Les Cévenols se souviennent combien ils ont pu survivre grâce aux châtaignes, durant les temps de disette ou durant les persécutions (nommées « dragonnades ») de Louis XIV, qui, avec la révocation de l’édit de Nantes, interdit le culte et fit massacrer les protestants. Ceux qui ont survécu dans la montagne cévenole se nourrissaient de châtaignes.

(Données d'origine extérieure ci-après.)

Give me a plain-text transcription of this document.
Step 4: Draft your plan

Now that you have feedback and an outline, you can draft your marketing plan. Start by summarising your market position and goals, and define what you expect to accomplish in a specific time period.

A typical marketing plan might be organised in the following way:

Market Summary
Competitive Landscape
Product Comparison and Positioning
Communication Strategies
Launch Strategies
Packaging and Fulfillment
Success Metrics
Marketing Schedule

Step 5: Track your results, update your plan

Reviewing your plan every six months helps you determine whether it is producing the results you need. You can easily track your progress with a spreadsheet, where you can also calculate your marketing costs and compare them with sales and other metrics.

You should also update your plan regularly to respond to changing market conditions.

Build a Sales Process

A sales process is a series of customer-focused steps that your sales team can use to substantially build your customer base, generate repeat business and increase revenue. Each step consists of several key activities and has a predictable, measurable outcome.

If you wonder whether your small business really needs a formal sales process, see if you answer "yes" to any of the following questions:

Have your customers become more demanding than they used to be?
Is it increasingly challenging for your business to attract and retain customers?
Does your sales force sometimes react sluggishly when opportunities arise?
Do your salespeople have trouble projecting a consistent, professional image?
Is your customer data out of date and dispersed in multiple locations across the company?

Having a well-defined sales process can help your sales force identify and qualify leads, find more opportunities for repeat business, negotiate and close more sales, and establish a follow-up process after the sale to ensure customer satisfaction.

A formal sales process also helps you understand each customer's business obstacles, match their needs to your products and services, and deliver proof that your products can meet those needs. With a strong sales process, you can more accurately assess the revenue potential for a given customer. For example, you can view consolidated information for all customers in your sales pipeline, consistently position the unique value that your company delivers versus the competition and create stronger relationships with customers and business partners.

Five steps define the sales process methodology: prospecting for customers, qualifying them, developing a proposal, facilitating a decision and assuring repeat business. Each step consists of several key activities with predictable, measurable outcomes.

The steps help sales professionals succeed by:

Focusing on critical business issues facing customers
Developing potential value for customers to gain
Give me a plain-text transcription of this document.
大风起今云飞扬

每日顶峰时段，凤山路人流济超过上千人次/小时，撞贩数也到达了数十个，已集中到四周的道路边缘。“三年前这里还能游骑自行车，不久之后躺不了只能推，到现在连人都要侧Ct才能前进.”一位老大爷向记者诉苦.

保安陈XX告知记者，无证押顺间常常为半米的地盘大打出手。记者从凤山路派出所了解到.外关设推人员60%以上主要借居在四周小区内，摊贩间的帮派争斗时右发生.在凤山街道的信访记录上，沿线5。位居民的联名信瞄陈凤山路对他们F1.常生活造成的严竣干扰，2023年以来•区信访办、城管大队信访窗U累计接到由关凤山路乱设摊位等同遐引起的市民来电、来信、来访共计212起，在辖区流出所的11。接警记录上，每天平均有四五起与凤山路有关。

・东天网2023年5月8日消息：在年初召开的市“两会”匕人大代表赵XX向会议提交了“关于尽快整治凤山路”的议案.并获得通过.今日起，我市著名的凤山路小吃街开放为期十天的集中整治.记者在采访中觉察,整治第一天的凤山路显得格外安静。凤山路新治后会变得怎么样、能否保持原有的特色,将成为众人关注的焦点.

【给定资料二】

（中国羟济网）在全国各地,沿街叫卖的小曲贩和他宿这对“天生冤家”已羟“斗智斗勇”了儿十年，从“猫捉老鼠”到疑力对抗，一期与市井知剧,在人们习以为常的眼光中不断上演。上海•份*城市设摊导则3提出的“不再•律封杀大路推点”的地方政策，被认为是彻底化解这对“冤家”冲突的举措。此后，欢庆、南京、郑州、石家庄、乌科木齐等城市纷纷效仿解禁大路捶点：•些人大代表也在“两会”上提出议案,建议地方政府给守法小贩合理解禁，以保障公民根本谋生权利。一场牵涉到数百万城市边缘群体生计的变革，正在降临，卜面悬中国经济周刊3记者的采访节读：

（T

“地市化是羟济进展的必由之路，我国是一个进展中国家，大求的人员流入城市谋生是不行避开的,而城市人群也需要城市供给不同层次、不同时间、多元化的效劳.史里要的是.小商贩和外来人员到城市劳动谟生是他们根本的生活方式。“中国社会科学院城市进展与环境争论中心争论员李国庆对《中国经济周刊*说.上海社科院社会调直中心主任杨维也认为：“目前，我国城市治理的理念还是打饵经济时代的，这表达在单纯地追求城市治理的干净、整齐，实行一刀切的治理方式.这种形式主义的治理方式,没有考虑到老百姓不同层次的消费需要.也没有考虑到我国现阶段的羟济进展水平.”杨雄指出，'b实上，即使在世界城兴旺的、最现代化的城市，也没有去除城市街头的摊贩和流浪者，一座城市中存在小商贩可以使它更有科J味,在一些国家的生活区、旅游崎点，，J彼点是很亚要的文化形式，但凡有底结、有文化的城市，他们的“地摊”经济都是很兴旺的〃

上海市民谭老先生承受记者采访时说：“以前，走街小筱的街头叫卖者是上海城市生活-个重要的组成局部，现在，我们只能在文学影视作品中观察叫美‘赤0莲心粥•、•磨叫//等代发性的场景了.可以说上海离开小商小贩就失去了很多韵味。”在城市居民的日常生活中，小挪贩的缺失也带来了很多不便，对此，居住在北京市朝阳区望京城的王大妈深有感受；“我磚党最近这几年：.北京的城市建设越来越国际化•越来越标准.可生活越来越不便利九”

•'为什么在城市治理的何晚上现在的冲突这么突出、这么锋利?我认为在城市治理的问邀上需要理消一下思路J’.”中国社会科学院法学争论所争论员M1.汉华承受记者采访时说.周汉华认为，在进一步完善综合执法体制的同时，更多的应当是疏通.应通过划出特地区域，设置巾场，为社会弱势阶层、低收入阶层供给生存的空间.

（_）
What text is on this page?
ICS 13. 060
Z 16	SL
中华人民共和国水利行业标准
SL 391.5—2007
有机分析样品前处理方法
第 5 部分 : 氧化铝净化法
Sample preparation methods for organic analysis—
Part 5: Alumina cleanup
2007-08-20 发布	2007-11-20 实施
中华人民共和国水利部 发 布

La bogue contient deux ou trois châtaignes . / ©S. Morgenthaler

Ces fruits d’automne ont nourri nos ancêtres durant des siècles. Leur farine (qui ne contient pas de gluten) est délicieuse. Les châtaignes séchées (qui deviennent dures comme une pierre) sont si pratiques. Elles se conservent longuement et la cuisson, faite après quelques heures de trempage, leur permet de retrouver leur forme initiale. Elles seront bonnes cuites à l’eau dans leur enveloppe, ou grillées, au four ou dans une poêle spéciale à trous. On n’oubliera pas, lorsque l’hiver sera là, combien le chou rouge sera ennobli par les châtaignes. Et, à l’approche des fêtes, les volailles farcies, l’oie de la Saint-Martin ou la dinde de Noël ne rechigneront pas devant l’ajout de châtaignes.

Heureux temps des châtaignes !
Scheeni Keschtezitt !

L’info en plus

La châtaigne n’est pas un féculent, ni un oléagineux, mais un akène, disent les botanistes.
Mieux vaut ne pas « se prendre une châtaigne », car cela correspond à un coup de poing. Dans le Midi, la châtaigne est parfois appelée castagne. Le terme désigne aussi la bagarre.
En Corse, être comparée à une châtaigne n’est pas flatteur, car cela signifie « être belle à l’extérieur et gâtée dedans ».

Le nom de Châtenois, vient du latin castinetum qui signifie châtaignier. En alsacien, le nom de cette commune du Centre Alsace est « Keschteholz », ce qui signifie « bois de châtaignier ».